I know I'm late to the party, but: the theory behind the data imbalance problem has been beautifully worked out by Sugiyama (2000) and a huge number of highly cited papers following that, under the keyword "covariate shift adaptation". There is also a whole book devoted to this subject by Sugiyama / Kawanabe from 2012, called "Machine Learning in Non-Stationary Environments". For some reason, this branch of research is only rarely mentioned in discussions about learning from imbalanced datasets, possibly because people are unaware of it?
The gist of it is this: data imbalance is a problem if a) your model is misspecified, and b) you're either interested in good performance on a minority class or you're interested in the model itself.

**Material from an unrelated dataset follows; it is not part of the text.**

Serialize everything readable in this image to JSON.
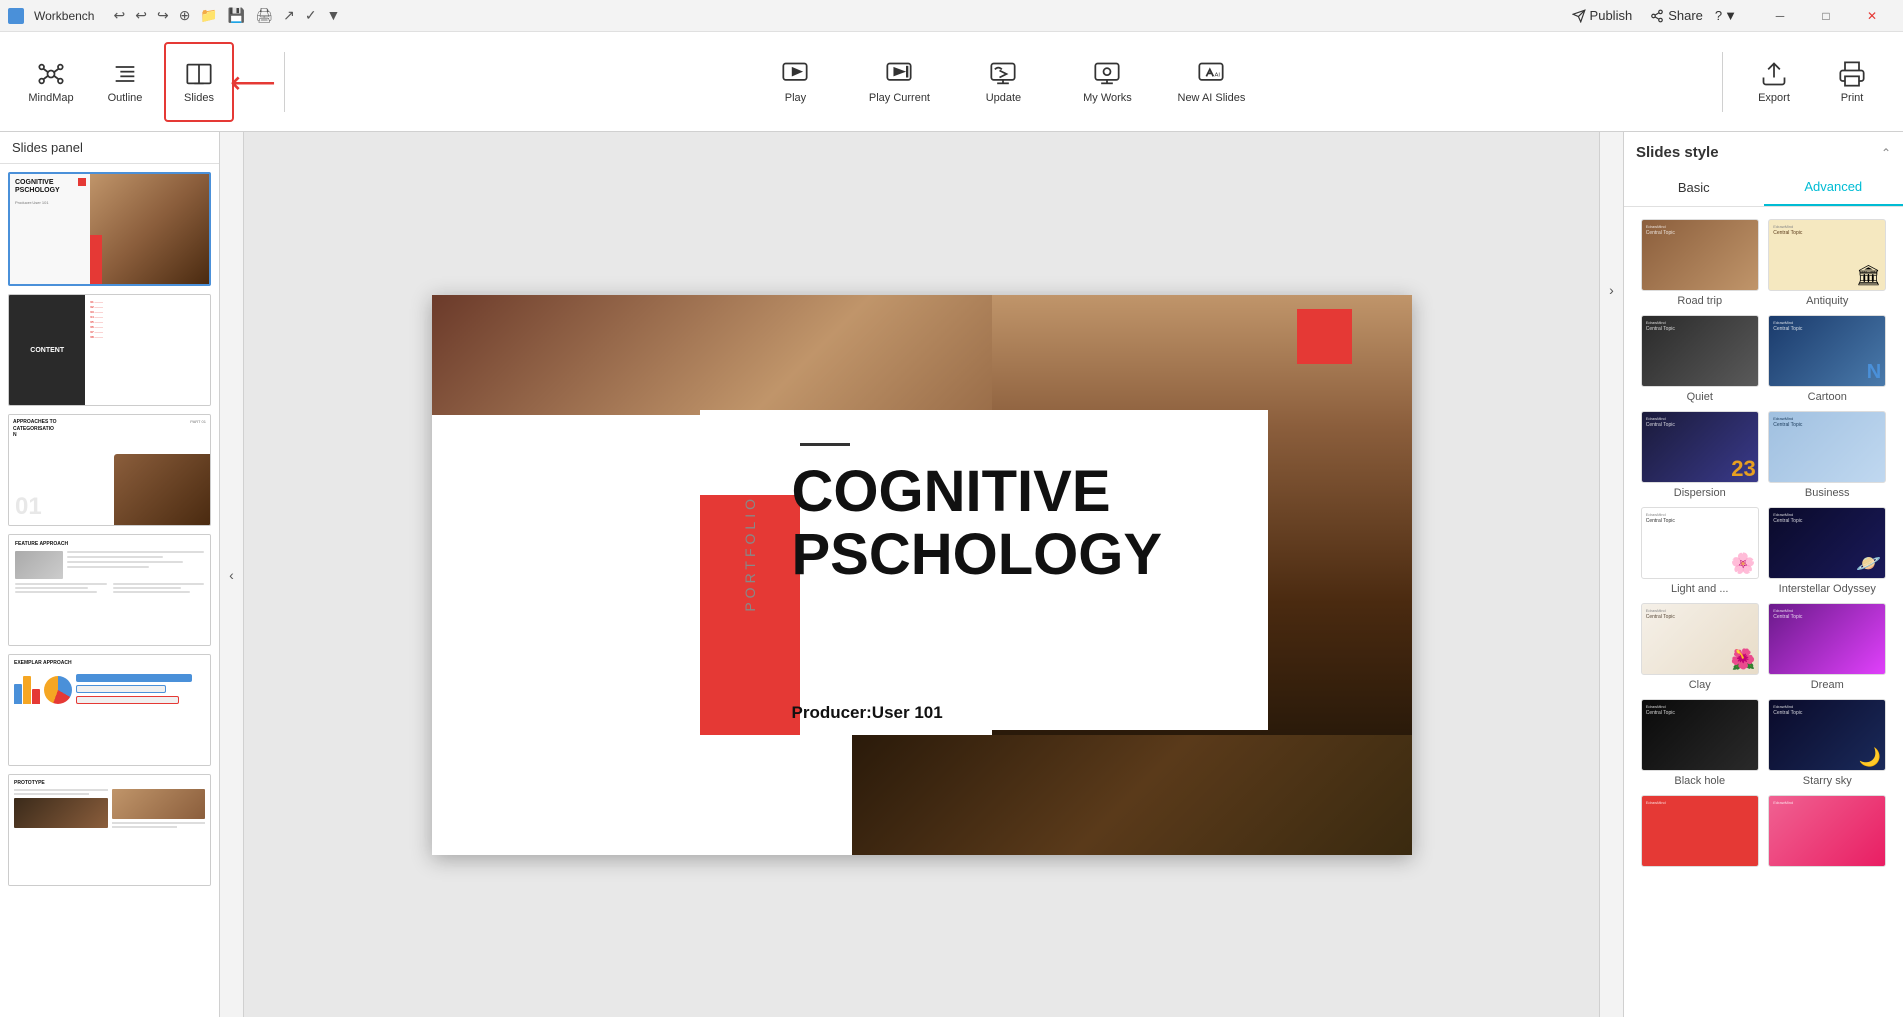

The reason can be illustrated very simply: if the model does not describe reality correctly, it will minimize the deviation from the most frequently observed type of samples (figure taken from Berk et al. (2018)):
I will try to give a very brief summary of the technical main idea of Sugiyama. Suppose your training data are drawn from a distribution $p_{\mathrm{train}}(x)$, but you would like the model to perform well on data drawn from another distribution $p_{\mathrm{target}}(x)$. This is what's called "covariate shift", and it can also simply mean that you would like the model to work equally well on all regions of the data space, i.e. $p_{\mathrm{target}}(x)$ may be a uniform distribution. Then, instead of minimizing the expected loss over the training distribution
$$ \theta^* = \arg \min_\theta E[\ell(x, \theta)]_{p_{\text{train}}} \approx \arg \min_\theta \frac{1}{N}\sum_{i=1}^N \ell(x_i, \theta)$$
as one would usually do, one minimizes the expected loss over the target distribution:
$$ \theta^* = \arg \min_\theta E[\ell(x, \theta)]_{p_{\text{target}}} \\
= \arg \min_\theta E\left[\frac{p_{\text{target}}(x)}{p_{\text{train}}(x)}\ell(x, \theta)\right]_{p_{\text{train}}} \\
\approx \arg \min_\theta \frac{1}{N}\sum_{i=1}^N \underbrace{\frac{p_{\text{target}}(x_i)}{p_{\text{train}}(x_i)}}_{=w_i} \ell(x_i, \theta)$$
In practice, this amounts to simply weighting individual samples by their importance $w_i$. The key to practically implementing this is an efficient method for estimating the importance, which is generally nontrivial. This is one of the main topics of papers on this subject, and many methods can be found in the literature (keyword "Direct importance estimation").
All the oversampling / undersampling / SMOTE techniques people use are essentially just different hacks for implementing importance weighting, I believe.